Et c’est à l’âge de 26 ans, dans la nuit du 24 au 25 novembre 1974, que Nick Drake meurt d’une overdose d’amitryptyline – un antidépresseur. Il n’en fallait pas plus pour fabriquer de toute pièce une image du poète torturé.

Est-ce que ses chansons sont des hymnes à la joie à la fois niais et naïfs ? Non. Doit-on le considérer comme un artiste tourmenté pour autant ? Certainement pas. Il y a la mélancolie, mais pas la dépression. Un certain désenchantement traverse son œuvre, c’est vrai. Est-ce suffisant pour décréter que Nick Drake était un artiste au bord du suicide dès 1969 ? Aucune écoute honnête de son œuvre ne le permet.

A l’exception des toutes dernières années de sa vie, Nick Drake n’était pas une personne rongée par la dépression. Être fasciné de la sorte par cet immense poète est une insulte envers sa mémoire, son œuvre et ses proches.

Doit-on être soit dépressif, soit en extase permanente ? N’y a-t-il pas des moments de vides, de flottements, de doute, de deuils dans les vies des chaque personnes ? N’y a-t-il pas de place pour la mélancolie pour de nombreuses personnes qui cherchent une place dans nos sociétés ?

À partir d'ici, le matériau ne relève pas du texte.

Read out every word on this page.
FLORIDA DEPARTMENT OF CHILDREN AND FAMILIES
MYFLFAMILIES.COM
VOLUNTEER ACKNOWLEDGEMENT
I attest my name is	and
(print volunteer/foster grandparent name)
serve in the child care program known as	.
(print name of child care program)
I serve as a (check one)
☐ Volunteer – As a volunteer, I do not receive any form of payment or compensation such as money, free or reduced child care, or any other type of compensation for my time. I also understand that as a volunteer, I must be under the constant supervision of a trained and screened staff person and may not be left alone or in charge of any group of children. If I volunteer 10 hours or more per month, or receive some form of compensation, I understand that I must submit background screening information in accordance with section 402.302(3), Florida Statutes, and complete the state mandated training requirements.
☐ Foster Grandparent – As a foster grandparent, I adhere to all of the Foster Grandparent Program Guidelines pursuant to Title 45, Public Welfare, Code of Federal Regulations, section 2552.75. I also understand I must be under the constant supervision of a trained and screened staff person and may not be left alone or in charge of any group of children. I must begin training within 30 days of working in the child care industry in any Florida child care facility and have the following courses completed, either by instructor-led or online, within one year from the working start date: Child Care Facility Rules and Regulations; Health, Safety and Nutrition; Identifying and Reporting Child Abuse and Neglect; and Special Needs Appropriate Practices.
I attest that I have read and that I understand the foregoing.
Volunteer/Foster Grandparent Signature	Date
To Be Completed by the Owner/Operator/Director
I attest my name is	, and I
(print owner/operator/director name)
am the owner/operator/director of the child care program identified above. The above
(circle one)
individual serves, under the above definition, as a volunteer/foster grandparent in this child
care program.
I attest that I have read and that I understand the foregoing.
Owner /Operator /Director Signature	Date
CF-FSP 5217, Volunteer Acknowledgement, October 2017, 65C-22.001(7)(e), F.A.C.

« Très bien nous dira-t-on, mais qu’en est-il d’artistes réellement dépressifs, voire suicidaires ? Les textes de Joy Division évoquent souvent le suicide, à demi-mot. Qu’en penser ?»

Nous dirons que s’ils ont réussi à atteindre un tel niveau malgré la maladie, il faut imaginer ce qu’ils auraient pu produire sans. Car il faut dire les choses telles qu’elles sont : la dépression, les pensées suicidaires et les (tentatives de) suicides n’ont rien de beau. Elles ne produisent rien : elles ne font que détruire des vies.

On ne peut pas accepter la moindre fascination, la moindre complaisance envers tout ce qui brise des vies de la sorte. C’est une question de civilisation. Nous voulons des artistes entiers et sensibles qui parviennent à retranscrire une époque et son atmosphère avec toujours plus de finesse, toute la densité de la sensibilité personnelle.